Les 36 PSP ont-ils des obligations de déclaration pendant le pilote ?
Le pilote est interne à l'Eurosystème, impliquant le personnel de l'Eurosystème plutôt que le public. Cependant, les PSP participant à la phase bêta généreront des données de transaction réelles et opéreront sous des obligations contractuelles et potentiellement réglementaires fixées par la BCE. Le périmètre de reporting spécifique sera défini par les accords de participation au pilote et le texte législatif en évolution actuellement en trilogue.
Comment un directeur financier doit-il classer les avoirs en euros numériques dans les états financiers ?
Aucune norme faisant autorité ne traite spécifiquement de l'euro numérique pour l'instant. La position de travail la plus défendable selon les IFRS est de traiter un solde en euros numériques comme de la trésorerie ou un équivalent de trésorerie selon IAS 7, compte tenu de son soutien direct par la banque centrale, sous réserve de confirmation par les directives de l'IASB ou de l'EFRAG et du texte législatif final. Tout écart par rapport à cette position de travail doit être documenté et divulgué. Les directeurs financiers ne doivent pas attendre une norme finale avant d'ouvrir l'analyse.

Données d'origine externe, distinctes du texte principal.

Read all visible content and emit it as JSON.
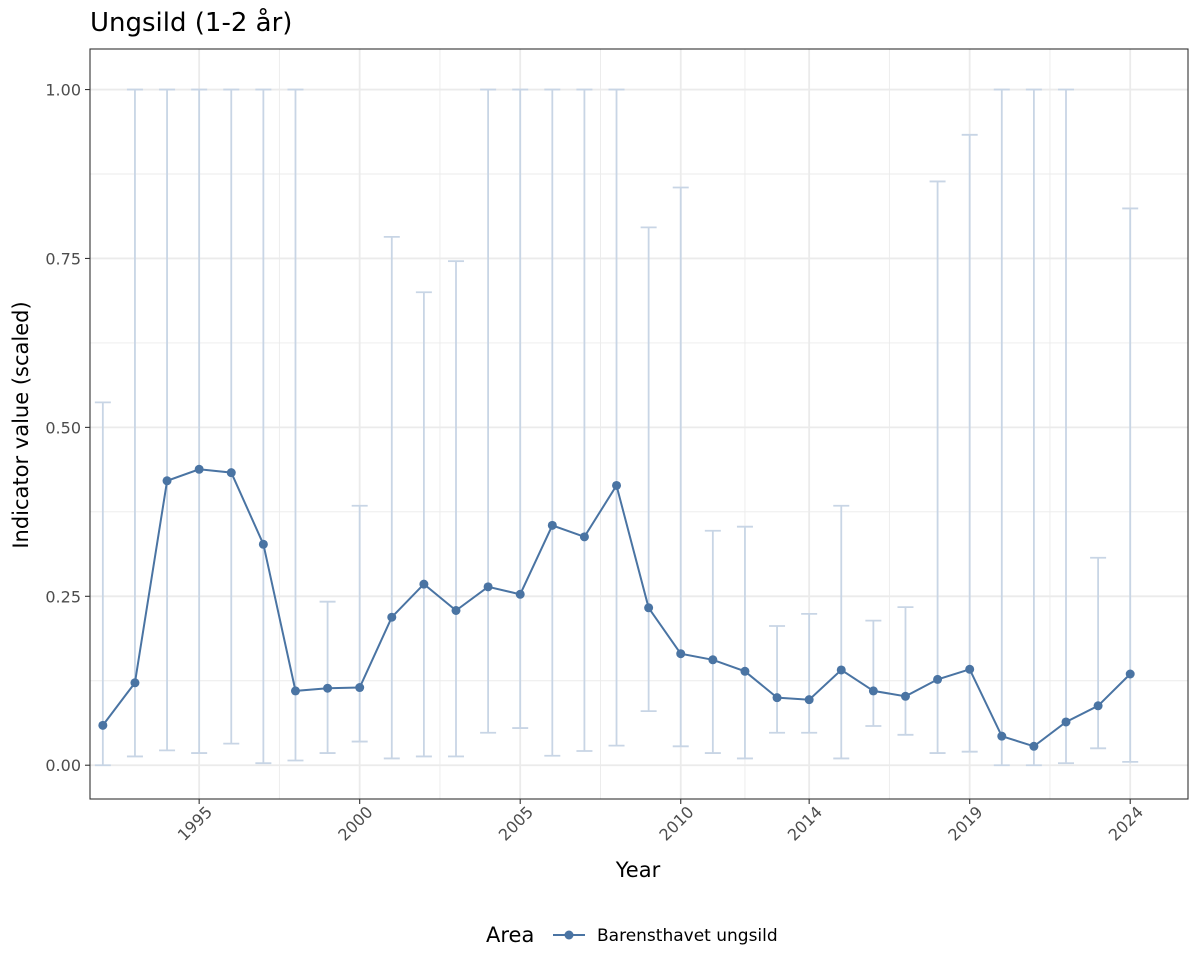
{
  "chart_data": {
    "type": "line",
    "title": "Ungsild (1-2 år)",
    "xlabel": "Year",
    "ylabel": "Indicator value (scaled)",
    "xlim": [
      1991.6,
      2025.8
    ],
    "ylim": [
      -0.05,
      1.06
    ],
    "x_ticks": [
      1995,
      2000,
      2005,
      2010,
      2014,
      2019,
      2024
    ],
    "x_tick_labels": [
      "1995",
      "2000",
      "2005",
      "2010",
      "2014",
      "2019",
      "2024"
    ],
    "y_ticks": [
      0,
      0.25,
      0.5,
      0.75,
      1.0
    ],
    "y_tick_labels": [
      "0.00",
      "0.25",
      "0.50",
      "0.75",
      "1.00"
    ],
    "grid": true,
    "legend": {
      "title": "Area",
      "position": "bottom"
    },
    "series": [
      {
        "name": "Barensthavet ungsild",
        "color": "#4a74a3",
        "errorbar_color": "#c8d5e5",
        "x": [
          1992,
          1993,
          1994,
          1995,
          1996,
          1997,
          1998,
          1999,
          2000,
          2001,
          2002,
          2003,
          2004,
          2005,
          2006,
          2007,
          2008,
          2009,
          2010,
          2011,
          2012,
          2013,
          2014,
          2015,
          2016,
          2017,
          2018,
          2019,
          2020,
          2021,
          2022,
          2023,
          2024
        ],
        "y": [
          0.059,
          0.122,
          0.421,
          0.438,
          0.433,
          0.327,
          0.11,
          0.114,
          0.115,
          0.219,
          0.268,
          0.229,
          0.264,
          0.253,
          0.355,
          0.338,
          0.414,
          0.233,
          0.165,
          0.156,
          0.139,
          0.1,
          0.097,
          0.141,
          0.11,
          0.102,
          0.127,
          0.142,
          0.043,
          0.028,
          0.064,
          0.088,
          0.135
        ],
        "lower": [
          0.0,
          0.013,
          0.022,
          0.018,
          0.032,
          0.003,
          0.007,
          0.018,
          0.035,
          0.01,
          0.013,
          0.013,
          0.048,
          0.055,
          0.014,
          0.021,
          0.029,
          0.08,
          0.028,
          0.018,
          0.01,
          0.048,
          0.048,
          0.01,
          0.058,
          0.045,
          0.018,
          0.02,
          0.0,
          0.0,
          0.003,
          0.025,
          0.005
        ],
        "upper": [
          0.537,
          1.0,
          1.0,
          1.0,
          1.0,
          1.0,
          1.0,
          0.242,
          0.384,
          0.782,
          0.7,
          0.746,
          1.0,
          1.0,
          1.0,
          1.0,
          1.0,
          0.796,
          0.855,
          0.347,
          0.353,
          0.206,
          0.224,
          0.384,
          0.214,
          0.234,
          0.864,
          0.933,
          1.0,
          1.0,
          1.0,
          0.307,
          0.824
        ]
      }
    ]
  }
}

Les règles AML s'appliqueront-elles aux transactions en euros numériques traitées par les PSP ?
Le règlement sur les transferts de fonds et le futur règlement sur la lutte contre le blanchiment d'argent de l'UE devraient tous deux s'appliquer aux transferts en euros numériques traités par les PSP, bien que le périmètre exact soit encore en cours de négociation en trilogue. Les PSP doivent supposer que les obligations AML et KYC existantes s'étendent aux flux d'euros numériques jusqu'à ce que le texte final confirme le contraire, et doivent commencer dès maintenant une analyse des lacunes par rapport à leurs cadres actuels de surveillance des transactions.
Quels normalisateurs comptables sont pertinents pour les directives sur l'euro numérique ?
Au niveau de l'UE, l'EFRAG est le principal organe consultatif alimentant l'élaboration des normes de l'IASB et fournissant des perspectives européennes sur l'application des IFRS. L'IASB travaille sur la comptabilité des actifs numériques de manière plus large. Pour les entreprises basées dans l'UE, la surveillance des publications de l'EFRAG ainsi que des décisions de l'ordre du jour de l'IASB est le moyen le plus direct de suivre les directives faisant autorité à mesure qu'elles se développent. Les normalisateurs nationaux en Allemagne, en France et dans d'autres juridictions majeures peuvent également publier des directives interprétatives une fois le trilogue conclu.